Paris. “Mystery”, “legend”, “myth”, “icon”: the curators of the exhibition presented at the Institute of the Arab world use all the terms to identify Cleopatra beyond the caricature which it is the subject of Antiquity. The historian Christian-Georges Schwentzel thus recalls that “The Roman authors invented a Cleopatra caricature, often obscene, and from the angle of his relations with men”. The exhibition, of which Claude Mollard is the main commissioner, tries to go beyond the clichés to access the real Cleopatra, of which very few authentic traces remain and whose historians ignore the physical aspect. “We have no details on his wessemble or his hair, and her beauty is not mentioned by Julius Caesar or by Cicero”, thus underlines Christiane Ziegler, honorary director of the Department of Egyptian Antiquities of the Louvre. To overcome this lack, currencies are shown during the reign of Cleopatra (52-30 BC), “A distribution support for a realistic image” of the queen, indicates Christian-Georges Schwentzel. Often austere, the presentation of currencies is made attractive by the scenography of Clémence Farrell. Besides the ocher and midnight blue tones “Inspired by the colorimetry of Egyptian monuments”, This scenography plays on the monumentality of an hollowed out module where the coins in large format are projected.
Recovered by orientalism
The rest of the route rehabilitates Cleopatra through a few late sources (Arab historians), and presents a mosaic of interpretations of this iconic figure. From his nose supposed to be long (according to a quote from Pascal), multiplied in the humorous installation of the contemporary artist Esmeralda Kosmatopoulos, to his suicide, via his hair and his political role, the image of Cleopatra is metamorphosis.

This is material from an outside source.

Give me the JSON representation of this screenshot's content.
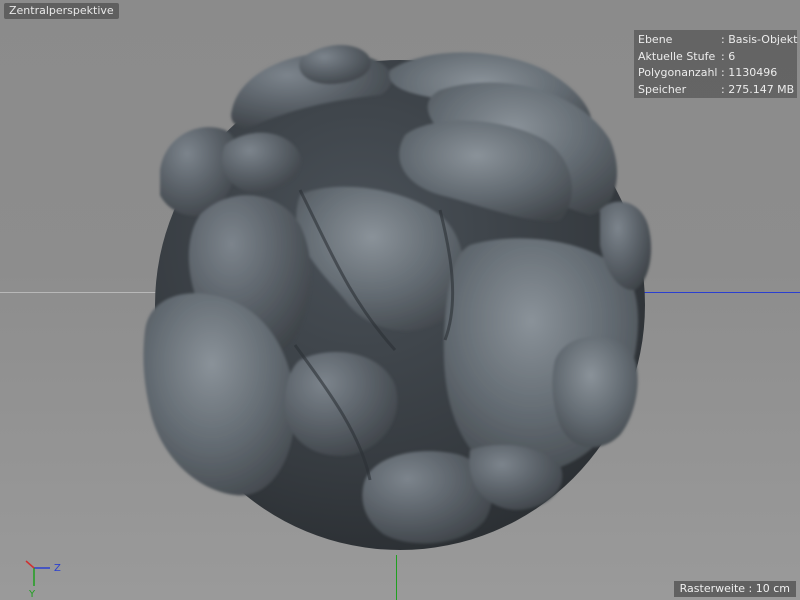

The selection of canvases from the 17th to the 19th century (Cabanel, Tiepolo, Rixens) thus reveals the obsession of European painters for the scene of his suicide [voir ill.]with nudity and profusion of exotic fabrics. Here walls arranged at 45 degrees and recto verso promote a confrontation of works without chronology, “A decompartmentalization of the gaze” According to Clémence Farrell. “After being rehabilitated in the Renaissance as a woman of power, Cleopatra is recovered in the XIXe century by orientalism and firefighter painting that accentuate its eroticism ”, Analysis of co-commissioner Nathalie Bondil.
More than eroticism, it is the character of Cleopatra that the sequence highlights: three adjoining screens project films from the 1920s to today – strangely, few Arab films appear in the selection. In view of the screens, two hexagonal windows with a brilliant black background and a reconstituted scene have costumes worn by actresses and actresses who embodied Cleopatra (Sarah Bernhardt, Monica Bellucci), as well as haute couture pieces inspired by the Egyptian Queen. The reflections on a black background produce a kaleidoscope effect which completes to convince visitors that Cleopatra cannot be understood.
From Egyptian nationalism of the 1930s to television advertisements of the 1990s (detergents, sports betting, cars), the queen is used as a symbol of female power tinged with humor, but it is frozen in a rigid hairstyle and falsely Egyptian outfits: it has become an icon. Some accessories from the Opera created in 1927 by the poet Ahmad Chawqi illustrate the attempt to create a modern Arabic Cleopatra cleared of stereotypes. This part would have deserved to be more developed as a counterpoint to the image of Cleopatra in the West.
In the last room, fairly cramped as conceded the scenographer, contemporary works give an overview of the feminist interpretations of Cleopatra, thus of the photography of Cindy Sherman. The course ends on the massive sculpture of Barbara Chase-Riboud, a throne in bronze plates surrounded by brilliant black walls, metaphor for the role of Cleopatra’s state chief. The exhibition therefore sails quite skillfully between stereotypes, reappropriations and historical truth, without however highlighting the Arab sources on Cleopatra and its myth.